Na noite de sábado, a possível batalha campal no Centro Cívico me tirou o sono – o pesadelo anunciado, melhor dizendo. O cenário do penoso sonho foi a alvorada do dia dos deputados votarem pelo confisco dos aposentados, com as colunas da Polícia Militar cercando a Assembleia Legislativa, em meio a uma bruma de se cortar com a faca.

Às dez da manhã, a vanguarda das tropas de segurança torna-se visível aos professores e demais funcionários públicos que a observam. O secretário Fernando Francisquini, na boleia de um camburão, está em meio à inspeção da armada quando três bombas o alertam para o avanço dos manifestantes em direção à Praça Nossa Senhora de Salete.

No Palácio Iguaçu, o governador Beto Richa observa os retardatários se movendo da Praça Tiradentes em direção ao Centro Cívico – colunas ensopadas de chuva deixando para trás a Catedral Metropolitana. Com a sua luneta, Richa estuda o avanço do inimigo. Surpreende-se ao notar que a tropa guarnecendo a Assembleia Legislativa é pequena e, sempre aparentando serenidade, preocupa-se com a possibilidade daquela marcha pela Avenida Cândido de Abreu ser apenas a vanguarda de uma força maior. Mesmo assim, o governador daria o primeiro tiro se não tivesse encontrado seus oficiais da Casa Militar fortemente indispostos a atacar os professores de seus netos.
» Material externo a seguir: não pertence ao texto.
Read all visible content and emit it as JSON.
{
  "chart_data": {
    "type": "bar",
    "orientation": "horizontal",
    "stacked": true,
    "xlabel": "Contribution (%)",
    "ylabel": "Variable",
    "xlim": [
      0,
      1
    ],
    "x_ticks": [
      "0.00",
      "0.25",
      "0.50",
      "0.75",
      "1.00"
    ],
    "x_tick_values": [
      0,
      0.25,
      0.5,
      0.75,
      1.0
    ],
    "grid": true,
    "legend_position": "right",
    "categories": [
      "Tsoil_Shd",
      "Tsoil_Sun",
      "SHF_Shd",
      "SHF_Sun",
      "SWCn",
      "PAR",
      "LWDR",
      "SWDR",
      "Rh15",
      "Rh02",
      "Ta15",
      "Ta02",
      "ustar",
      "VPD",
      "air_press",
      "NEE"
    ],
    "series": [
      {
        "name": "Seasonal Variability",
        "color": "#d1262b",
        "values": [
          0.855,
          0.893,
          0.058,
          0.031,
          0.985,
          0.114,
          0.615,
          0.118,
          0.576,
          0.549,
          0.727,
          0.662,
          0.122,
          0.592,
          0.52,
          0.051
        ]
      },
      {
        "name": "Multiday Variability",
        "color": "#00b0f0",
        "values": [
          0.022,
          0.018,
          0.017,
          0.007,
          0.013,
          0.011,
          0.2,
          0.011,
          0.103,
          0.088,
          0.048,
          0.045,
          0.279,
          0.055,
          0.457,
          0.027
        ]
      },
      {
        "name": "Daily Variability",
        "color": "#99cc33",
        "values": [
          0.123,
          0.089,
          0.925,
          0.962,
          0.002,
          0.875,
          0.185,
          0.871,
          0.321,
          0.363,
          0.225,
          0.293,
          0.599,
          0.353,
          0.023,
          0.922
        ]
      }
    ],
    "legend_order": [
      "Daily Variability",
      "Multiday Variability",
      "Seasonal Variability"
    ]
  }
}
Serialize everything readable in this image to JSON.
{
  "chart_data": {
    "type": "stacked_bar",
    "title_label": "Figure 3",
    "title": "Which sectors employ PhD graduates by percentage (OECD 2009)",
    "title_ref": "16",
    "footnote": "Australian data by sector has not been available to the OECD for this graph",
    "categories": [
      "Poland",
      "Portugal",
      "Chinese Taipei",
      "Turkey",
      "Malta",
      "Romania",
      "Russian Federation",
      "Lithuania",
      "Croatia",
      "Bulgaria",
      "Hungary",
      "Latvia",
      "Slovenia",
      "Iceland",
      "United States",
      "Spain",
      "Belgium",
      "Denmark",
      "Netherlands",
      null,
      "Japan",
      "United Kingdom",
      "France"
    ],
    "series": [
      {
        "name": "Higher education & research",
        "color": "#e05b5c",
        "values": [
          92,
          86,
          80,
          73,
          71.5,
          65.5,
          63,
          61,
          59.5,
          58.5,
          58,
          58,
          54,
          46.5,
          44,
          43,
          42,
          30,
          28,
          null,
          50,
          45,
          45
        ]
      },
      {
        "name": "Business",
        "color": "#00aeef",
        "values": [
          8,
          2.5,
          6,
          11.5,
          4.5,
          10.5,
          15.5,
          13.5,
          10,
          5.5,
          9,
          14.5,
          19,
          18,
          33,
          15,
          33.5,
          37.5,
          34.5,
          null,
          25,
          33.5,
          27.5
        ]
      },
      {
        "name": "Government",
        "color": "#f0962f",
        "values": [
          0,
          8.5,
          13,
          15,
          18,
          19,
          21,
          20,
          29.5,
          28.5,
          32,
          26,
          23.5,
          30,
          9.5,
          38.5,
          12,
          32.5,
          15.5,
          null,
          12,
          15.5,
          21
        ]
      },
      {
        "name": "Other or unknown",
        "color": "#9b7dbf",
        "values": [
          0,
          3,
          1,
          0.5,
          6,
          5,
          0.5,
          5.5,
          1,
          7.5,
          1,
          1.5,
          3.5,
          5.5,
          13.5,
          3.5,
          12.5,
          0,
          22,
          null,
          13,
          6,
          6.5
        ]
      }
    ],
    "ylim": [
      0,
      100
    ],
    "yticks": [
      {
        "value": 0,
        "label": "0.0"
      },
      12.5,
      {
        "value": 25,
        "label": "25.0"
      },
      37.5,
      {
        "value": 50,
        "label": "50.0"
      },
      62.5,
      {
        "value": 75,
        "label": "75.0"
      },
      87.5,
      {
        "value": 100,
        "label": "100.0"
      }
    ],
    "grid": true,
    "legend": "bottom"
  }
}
Indeciso, ordena ao estrategista Francisquini que seus comandados – mais de mil policias militares envergonhados -, preparem as armas e esperem.

As fortificações de defesa da Assembleia Legislativa parecem impressionantes. A muralha de soldados é pontilhada pelas armas da cavalaria. Ao longo desta construção de defesa, ninhos de metralhadoras. A massa de manifestantes já aquartelados nos gramados em frente ao Palácio Iguaçu é claramente maior do que as forças governistas. E a julgar pela aparente movimentação fica claro que, olhando o povo indefeso e desarmado, nenhum ataque está por vir.

A situação na qual o governador Beto Richa se encontra é desconfortável. Muitos aliados a consideram desesperadora. Exércitos desacreditados normalmente não tentam avançar sobre linhas inimigas dez vezes mais motivadas. No entanto, é a própria nudez do governo que dita o ataque. Permanecer inerte diante da grave situação financeira do Estado é impossível; recuar também é igualmente impraticável. A única solução parece ser atacar.

Foi aí que eu acordei do pesadelo. A noite foi longa, veremos as próximas.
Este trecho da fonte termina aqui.